Apostelnstrasse N° 7.


Mon cher Engels,

Beaucoup d'actions ont déjà été souscrites ici et nous pourrons commencer bientôt[1]. Mais il est maintenant indispensable que tu poses tes exigences à ton vieux et surtout que tu nous dises définitivement ce qu'on peut faire à Barmen et à Elberfeld.

Nous avons envoyé un prospectus [rédigé par Bürgers] à Hecker[2] qui se trouve à Elberfeld.

N'as-tu pas l'adresse de Dronke ? Il faut que nous lui écrivions d'urgence.

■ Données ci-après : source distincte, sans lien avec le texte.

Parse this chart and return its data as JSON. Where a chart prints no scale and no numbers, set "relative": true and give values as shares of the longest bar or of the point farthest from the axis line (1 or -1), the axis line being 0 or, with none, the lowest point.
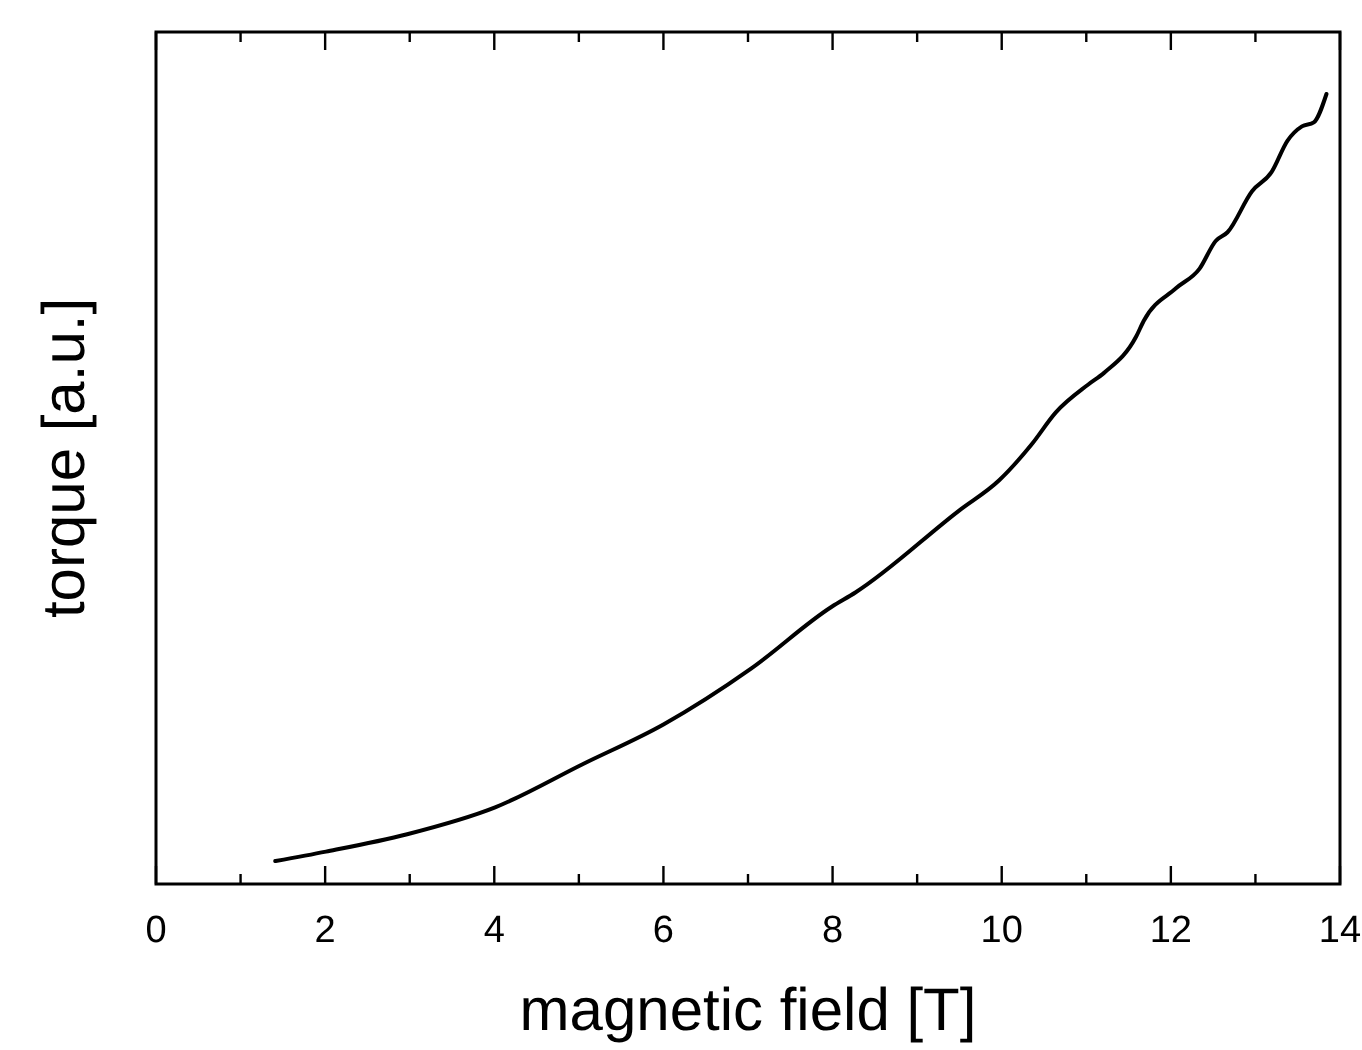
{
  "chart_data": {
    "type": "line",
    "relative": true,
    "xlabel": "magnetic field [T]",
    "ylabel": "torque [a.u.]",
    "xlim": [
      0,
      14
    ],
    "xticks": [
      0,
      {
        "value": 1,
        "label": null
      },
      2,
      {
        "value": 3,
        "label": null
      },
      4,
      {
        "value": 5,
        "label": null
      },
      6,
      {
        "value": 7,
        "label": null
      },
      8,
      {
        "value": 9,
        "label": null
      },
      10,
      {
        "value": 11,
        "label": null
      },
      12,
      {
        "value": 13,
        "label": null
      },
      14
    ],
    "x": [
      1.41,
      2.01,
      2.97,
      4.01,
      5.05,
      6.0,
      7.04,
      7.99,
      8.27,
      9.5,
      9.97,
      10.35,
      10.64,
      11.02,
      11.21,
      11.59,
      11.68,
      12.06,
      12.34,
      12.53,
      12.67,
      12.96,
      13.19,
      13.38,
      13.55,
      13.69,
      13.84
    ],
    "series": [
      {
        "color": "#000000",
        "values": [
          0.029,
          0.041,
          0.063,
          0.097,
          0.152,
          0.202,
          0.273,
          0.351,
          0.369,
          0.473,
          0.511,
          0.556,
          0.597,
          0.632,
          0.647,
          0.693,
          0.713,
          0.754,
          0.779,
          0.814,
          0.825,
          0.877,
          0.901,
          0.941,
          0.959,
          0.964,
          1.0
        ]
      }
    ]
  }
}
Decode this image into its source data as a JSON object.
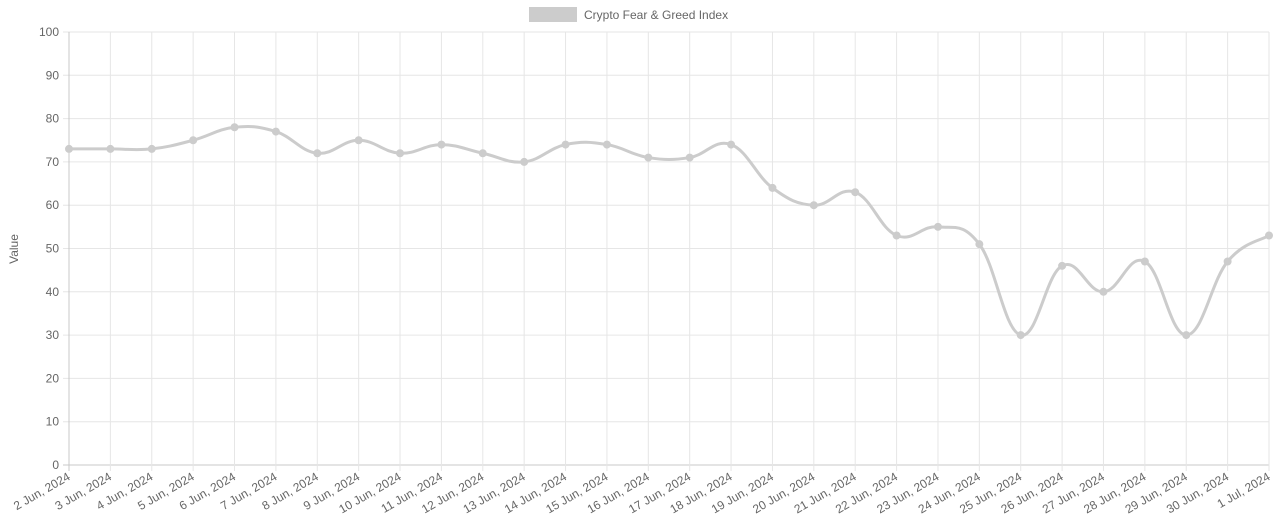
{
  "chart_data": {
    "type": "line",
    "legend": {
      "position": "top",
      "label": "Crypto Fear & Greed Index",
      "swatch_color": "#cccccc"
    },
    "ylabel": "Value",
    "ylim": [
      0,
      100
    ],
    "y_ticks": [
      0,
      10,
      20,
      30,
      40,
      50,
      60,
      70,
      80,
      90,
      100
    ],
    "grid": true,
    "line_color": "#cccccc",
    "categories": [
      "2 Jun, 2024",
      "3 Jun, 2024",
      "4 Jun, 2024",
      "5 Jun, 2024",
      "6 Jun, 2024",
      "7 Jun, 2024",
      "8 Jun, 2024",
      "9 Jun, 2024",
      "10 Jun, 2024",
      "11 Jun, 2024",
      "12 Jun, 2024",
      "13 Jun, 2024",
      "14 Jun, 2024",
      "15 Jun, 2024",
      "16 Jun, 2024",
      "17 Jun, 2024",
      "18 Jun, 2024",
      "19 Jun, 2024",
      "20 Jun, 2024",
      "21 Jun, 2024",
      "22 Jun, 2024",
      "23 Jun, 2024",
      "24 Jun, 2024",
      "25 Jun, 2024",
      "26 Jun, 2024",
      "27 Jun, 2024",
      "28 Jun, 2024",
      "29 Jun, 2024",
      "30 Jun, 2024",
      "1 Jul, 2024"
    ],
    "series": [
      {
        "name": "Crypto Fear & Greed Index",
        "values": [
          73,
          73,
          73,
          75,
          78,
          77,
          72,
          75,
          72,
          74,
          72,
          70,
          74,
          74,
          71,
          71,
          74,
          64,
          60,
          63,
          53,
          55,
          51,
          30,
          46,
          40,
          47,
          30,
          47,
          53
        ]
      }
    ]
  }
}
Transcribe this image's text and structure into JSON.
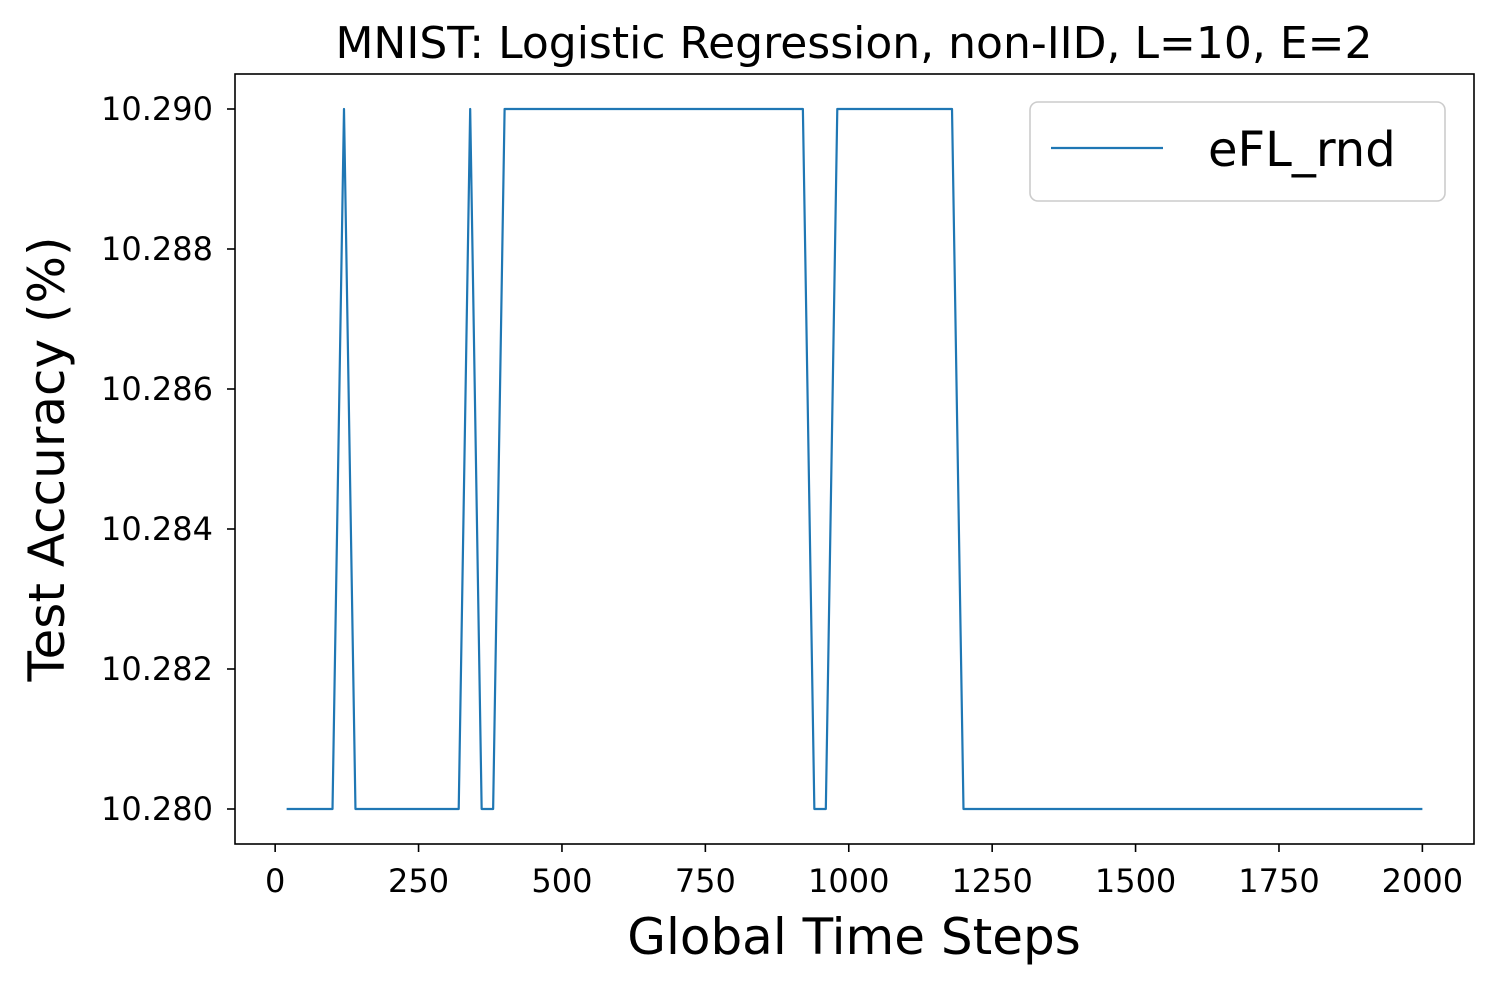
{
  "chart_data": {
    "type": "line",
    "title": "MNIST: Logistic Regression, non-IID, L=10, E=2",
    "xlabel": "Global Time Steps",
    "ylabel": "Test Accuracy (%)",
    "xlim": [
      -70,
      2090
    ],
    "ylim": [
      10.2795,
      10.2905
    ],
    "xticks": [
      0,
      250,
      500,
      750,
      1000,
      1250,
      1500,
      1750,
      2000
    ],
    "xtick_labels": [
      "0",
      "250",
      "500",
      "750",
      "1000",
      "1250",
      "1500",
      "1750",
      "2000"
    ],
    "yticks": [
      10.28,
      10.282,
      10.284,
      10.286,
      10.288,
      10.29
    ],
    "ytick_labels": [
      "10.280",
      "10.282",
      "10.284",
      "10.286",
      "10.288",
      "10.290"
    ],
    "grid": false,
    "legend_position": "top-right",
    "series": [
      {
        "name": "eFL_rnd",
        "color": "#1f77b4",
        "x": [
          20,
          40,
          60,
          80,
          100,
          120,
          140,
          160,
          180,
          200,
          220,
          240,
          260,
          280,
          300,
          320,
          340,
          360,
          380,
          400,
          420,
          440,
          460,
          480,
          500,
          520,
          540,
          560,
          580,
          600,
          620,
          640,
          660,
          680,
          700,
          720,
          740,
          760,
          780,
          800,
          820,
          840,
          860,
          880,
          900,
          920,
          940,
          960,
          980,
          1000,
          1020,
          1040,
          1060,
          1080,
          1100,
          1120,
          1140,
          1160,
          1180,
          1200,
          1220,
          1240,
          1260,
          1280,
          1300,
          1320,
          1340,
          1360,
          1380,
          1400,
          1420,
          1440,
          1460,
          1480,
          1500,
          1520,
          1540,
          1560,
          1580,
          1600,
          1620,
          1640,
          1660,
          1680,
          1700,
          1720,
          1740,
          1760,
          1780,
          1800,
          1820,
          1840,
          1860,
          1880,
          1900,
          1920,
          1940,
          1960,
          1980,
          2000
        ],
        "y": [
          10.28,
          10.28,
          10.28,
          10.28,
          10.28,
          10.29,
          10.28,
          10.28,
          10.28,
          10.28,
          10.28,
          10.28,
          10.28,
          10.28,
          10.28,
          10.28,
          10.29,
          10.28,
          10.28,
          10.29,
          10.29,
          10.29,
          10.29,
          10.29,
          10.29,
          10.29,
          10.29,
          10.29,
          10.29,
          10.29,
          10.29,
          10.29,
          10.29,
          10.29,
          10.29,
          10.29,
          10.29,
          10.29,
          10.29,
          10.29,
          10.29,
          10.29,
          10.29,
          10.29,
          10.29,
          10.29,
          10.28,
          10.28,
          10.29,
          10.29,
          10.29,
          10.29,
          10.29,
          10.29,
          10.29,
          10.29,
          10.29,
          10.29,
          10.29,
          10.28,
          10.28,
          10.28,
          10.28,
          10.28,
          10.28,
          10.28,
          10.28,
          10.28,
          10.28,
          10.28,
          10.28,
          10.28,
          10.28,
          10.28,
          10.28,
          10.28,
          10.28,
          10.28,
          10.28,
          10.28,
          10.28,
          10.28,
          10.28,
          10.28,
          10.28,
          10.28,
          10.28,
          10.28,
          10.28,
          10.28,
          10.28,
          10.28,
          10.28,
          10.28,
          10.28,
          10.28,
          10.28,
          10.28,
          10.28,
          10.28
        ]
      }
    ]
  }
}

Réponds par retour du courrier. J'irais bien vous voir si la situation n'était pas trop inquiétante chez nous.

Ton
M.

  1. Il s'agit des actions de la Neue Rheinische Zeitung que Marx et Engels placèrent en avril-mai 1848 dans diverses villes d'Allemagne. La Neue Rheinische Zeitung, Organ der Demokratic [La Nouvelle Gazette rhénane, organe de la démocratie], était un quotidien, publié à Cologne du 1er juin 1848 au 19 mai 1849 sous la direction de Marx. Friedrich Engels, Wilhelm Wolff, Georg Weerth, Ferdinand Wolff, Ernst Dronke, Ferdinand Freiligrath et Heinrich Bürgers faisaient partie de la rédaction. Les éditoriaux concernant les questions les plus importantes de la révolution allemande et européenne étaient régulièrement rédigés par Marx et Engels. Journal de combat, la Neue Rheinische Zeitung s'attira, dès les premiers mois de sa parution, la haine furieuse de la presse monarchiste et bourgeoise libérale et les persécutions du gouvernement prussien. A l'occasion des événements de septembre à Cologne, les autorités militaires décrétèrent l'état d'urgence le 26 septembre 1848 et interdirent la parution des journaux démocratiques, donc de la Neue Rheinische Zeitung. Engels, Dronke et Ferdinand Wollf quittèrent provisoirement Cologne pour échapper à une arrestation imminente. Wilhelm Wolff dut se rendre pour un temps dans le Palatinat et se cacher pendant quelques mois. Après la levée de l'état de siège, le 12 octobre 1848, le journal recommença à paraître. Ferdinand Freiligrath entra dans la rédaction en octobre 1848. En mai 1849, le gouvernement prussien qui avait déjà refusé à Marx la nationalité représailles exercées contre les autres rédacteurs du journal, obligèrent la rédaction à suspendre sa parution. Le dernier numéro de la Neue Rheinische Zeitung (n° 301 du 19 mai 1849) parut imprimé en rouge. Dans leur proclamation d'adieu adressée aux ouvriers de Cologne, les rédacteurs déclaraient : « Notre dernier mot sera partout et toujours : Emancipation de la classe ouvrière ! »
  2. Il s'agit d'un prospectus sur la Neue Rheinische Zeitung, envoyé à Hecker, démocrate d'Elberfeld, et qui n'a pas été retrouvé.